The first burst of relief came from Reuters’ report on the price pullback and the IEA proposal, but the plan remains unapproved and some analysts are still questioning how quickly emergency barrels could reach the market. In a statement after the G7 energy ministers’ meeting in Paris, IEA Executive Director Fatih Birol said member governments were reviewing all options and noted that IEA countries hold more than 1.2 billion barrels of public emergency stocks plus another 600 million barrels held by industry under government obligation.

Why oil prices are still swinging

The market is balancing a possible policy backstop against a still-live physical risk. The U.S. Energy Information Administration’s latest analysis of the Strait of Hormuz said the passage handled about 20 million barrels a day in 2024, equivalent to roughly one-fifth of global petroleum liquids consumption, and that alternative pipeline capacity is limited. That helps explain why traders have trimmed panic bids without fully pricing out the chance of a longer supply shock.
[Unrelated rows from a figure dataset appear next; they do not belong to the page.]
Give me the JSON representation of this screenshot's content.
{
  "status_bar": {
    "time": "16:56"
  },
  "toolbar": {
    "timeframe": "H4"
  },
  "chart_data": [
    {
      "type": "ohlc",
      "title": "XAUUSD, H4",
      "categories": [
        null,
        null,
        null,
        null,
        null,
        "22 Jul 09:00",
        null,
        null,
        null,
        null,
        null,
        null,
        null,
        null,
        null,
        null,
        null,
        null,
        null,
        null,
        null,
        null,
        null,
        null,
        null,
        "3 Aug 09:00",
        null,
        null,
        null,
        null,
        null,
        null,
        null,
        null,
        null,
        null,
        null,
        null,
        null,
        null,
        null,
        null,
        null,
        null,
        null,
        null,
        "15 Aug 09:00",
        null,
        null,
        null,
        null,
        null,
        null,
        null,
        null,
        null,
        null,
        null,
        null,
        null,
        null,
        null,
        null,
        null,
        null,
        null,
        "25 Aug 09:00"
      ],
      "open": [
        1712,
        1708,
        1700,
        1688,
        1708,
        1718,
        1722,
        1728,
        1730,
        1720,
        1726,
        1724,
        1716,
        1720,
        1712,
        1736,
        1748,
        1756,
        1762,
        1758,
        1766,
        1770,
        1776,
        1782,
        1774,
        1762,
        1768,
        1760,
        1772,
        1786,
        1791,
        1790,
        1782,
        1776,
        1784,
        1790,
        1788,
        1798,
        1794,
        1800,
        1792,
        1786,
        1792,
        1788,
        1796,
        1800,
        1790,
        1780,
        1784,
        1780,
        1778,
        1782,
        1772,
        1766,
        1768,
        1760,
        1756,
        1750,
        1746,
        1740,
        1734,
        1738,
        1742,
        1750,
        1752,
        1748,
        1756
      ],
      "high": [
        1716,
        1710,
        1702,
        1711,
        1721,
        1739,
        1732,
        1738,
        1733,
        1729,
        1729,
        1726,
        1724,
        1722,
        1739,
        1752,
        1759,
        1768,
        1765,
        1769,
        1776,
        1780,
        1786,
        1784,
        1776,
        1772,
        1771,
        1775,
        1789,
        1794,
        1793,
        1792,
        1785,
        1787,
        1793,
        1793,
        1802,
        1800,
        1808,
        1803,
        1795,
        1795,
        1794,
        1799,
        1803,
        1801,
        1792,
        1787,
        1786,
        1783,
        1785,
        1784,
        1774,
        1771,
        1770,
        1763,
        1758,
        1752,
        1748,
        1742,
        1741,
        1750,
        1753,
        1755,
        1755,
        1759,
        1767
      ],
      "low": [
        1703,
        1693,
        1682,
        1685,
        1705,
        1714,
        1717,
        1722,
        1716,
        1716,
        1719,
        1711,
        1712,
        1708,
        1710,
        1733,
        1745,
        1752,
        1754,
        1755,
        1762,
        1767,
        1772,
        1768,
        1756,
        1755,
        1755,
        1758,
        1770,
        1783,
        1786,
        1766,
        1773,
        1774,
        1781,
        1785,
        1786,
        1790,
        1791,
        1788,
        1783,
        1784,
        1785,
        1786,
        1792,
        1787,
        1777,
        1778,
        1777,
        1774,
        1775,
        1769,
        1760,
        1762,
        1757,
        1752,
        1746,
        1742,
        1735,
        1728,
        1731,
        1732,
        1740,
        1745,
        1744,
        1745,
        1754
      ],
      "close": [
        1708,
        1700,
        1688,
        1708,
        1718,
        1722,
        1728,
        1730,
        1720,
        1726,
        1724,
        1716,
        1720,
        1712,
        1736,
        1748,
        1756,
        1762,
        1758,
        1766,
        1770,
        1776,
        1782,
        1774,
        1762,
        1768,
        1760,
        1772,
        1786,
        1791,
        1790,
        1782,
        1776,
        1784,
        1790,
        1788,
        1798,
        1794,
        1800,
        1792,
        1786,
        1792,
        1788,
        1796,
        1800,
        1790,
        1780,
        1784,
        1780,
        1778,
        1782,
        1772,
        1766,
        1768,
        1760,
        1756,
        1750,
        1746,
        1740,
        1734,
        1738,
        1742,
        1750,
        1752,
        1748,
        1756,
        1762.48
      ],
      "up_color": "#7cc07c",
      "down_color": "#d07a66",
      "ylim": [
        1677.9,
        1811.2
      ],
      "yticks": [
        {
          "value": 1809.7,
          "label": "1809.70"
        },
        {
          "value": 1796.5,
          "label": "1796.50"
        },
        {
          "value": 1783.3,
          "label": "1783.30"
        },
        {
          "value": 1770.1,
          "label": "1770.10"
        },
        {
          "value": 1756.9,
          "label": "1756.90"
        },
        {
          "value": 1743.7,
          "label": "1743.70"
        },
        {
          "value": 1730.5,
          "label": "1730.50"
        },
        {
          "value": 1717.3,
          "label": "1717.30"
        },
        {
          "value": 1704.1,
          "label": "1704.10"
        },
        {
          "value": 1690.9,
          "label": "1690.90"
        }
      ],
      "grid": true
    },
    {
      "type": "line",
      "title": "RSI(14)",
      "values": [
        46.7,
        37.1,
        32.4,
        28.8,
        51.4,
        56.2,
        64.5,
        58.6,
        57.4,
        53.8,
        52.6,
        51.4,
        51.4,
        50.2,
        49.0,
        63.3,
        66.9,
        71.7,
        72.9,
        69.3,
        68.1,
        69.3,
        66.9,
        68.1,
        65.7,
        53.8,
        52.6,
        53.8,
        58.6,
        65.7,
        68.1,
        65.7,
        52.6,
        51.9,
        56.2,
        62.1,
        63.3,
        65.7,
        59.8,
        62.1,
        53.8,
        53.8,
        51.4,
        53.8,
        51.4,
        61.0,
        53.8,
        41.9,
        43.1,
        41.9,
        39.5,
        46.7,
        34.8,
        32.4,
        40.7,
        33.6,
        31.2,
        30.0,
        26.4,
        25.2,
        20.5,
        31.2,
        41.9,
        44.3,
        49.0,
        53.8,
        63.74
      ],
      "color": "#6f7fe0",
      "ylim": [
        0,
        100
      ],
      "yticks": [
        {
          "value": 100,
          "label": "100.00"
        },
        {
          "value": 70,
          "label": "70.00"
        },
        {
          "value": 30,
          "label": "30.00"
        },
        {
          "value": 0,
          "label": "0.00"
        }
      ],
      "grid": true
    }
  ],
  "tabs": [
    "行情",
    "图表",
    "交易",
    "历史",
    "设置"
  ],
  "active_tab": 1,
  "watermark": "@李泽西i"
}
At the same time, the reserve-release headline helped global shares steady and sparked a relief bounce across Asia. But the tone stayed fragile because the same investors buying the dip in equities were still watching airstrikes, insurance costs and tanker security in real time. This is a market that can ease on policy hope in the morning and reprice supply risk by afternoon.

Oil prices and the supply routes that matter

Saudi Arabia is already trying to redirect more barrels away from the Gulf. Reuters’ shipping-data report on Yanbu loadings showed Red Sea exports climbing sharply in March, yet still well short of the volume that normally moved through Hormuz before the war. That matters because emergency reserves can soften a shortage, but they cannot fully replace a constrained chokepoint or instantly restore refinery and shipping logistics.

That is why the IEA proposal looks more like a circuit breaker than a cure. A coordinated stock draw can cool panic and buy time for refiners and shippers, but it does not reopen risky sea lanes, lower war insurance costs or guarantee that displaced Gulf barrels reach the right buyers quickly enough to normalize pricing.

What history says about oil prices in a geopolitical shock

There is precedent for both the relief and the caution. The IEA’s 2022 collective actions ultimately released 182.7 million barrels after Russia’s invasion of Ukraine, showing that coordinated stocks can blunt a geopolitical shock. But the 2019 attacks on Saudi oil facilities also showed how quickly crude can spike more than 20% and then retreat once governments signal emergency support and the supply picture improves.

For now, the clearest takeaway is that oil remains headline-driven. The reserve proposal has given traders a plausible short-term ceiling, but Iran war jitters are still holding a firm floor under crude. Until there is either a confirmed IEA action or clear evidence that Gulf shipping is normalizing, volatility is likely to define both oil prices and the broader market mood.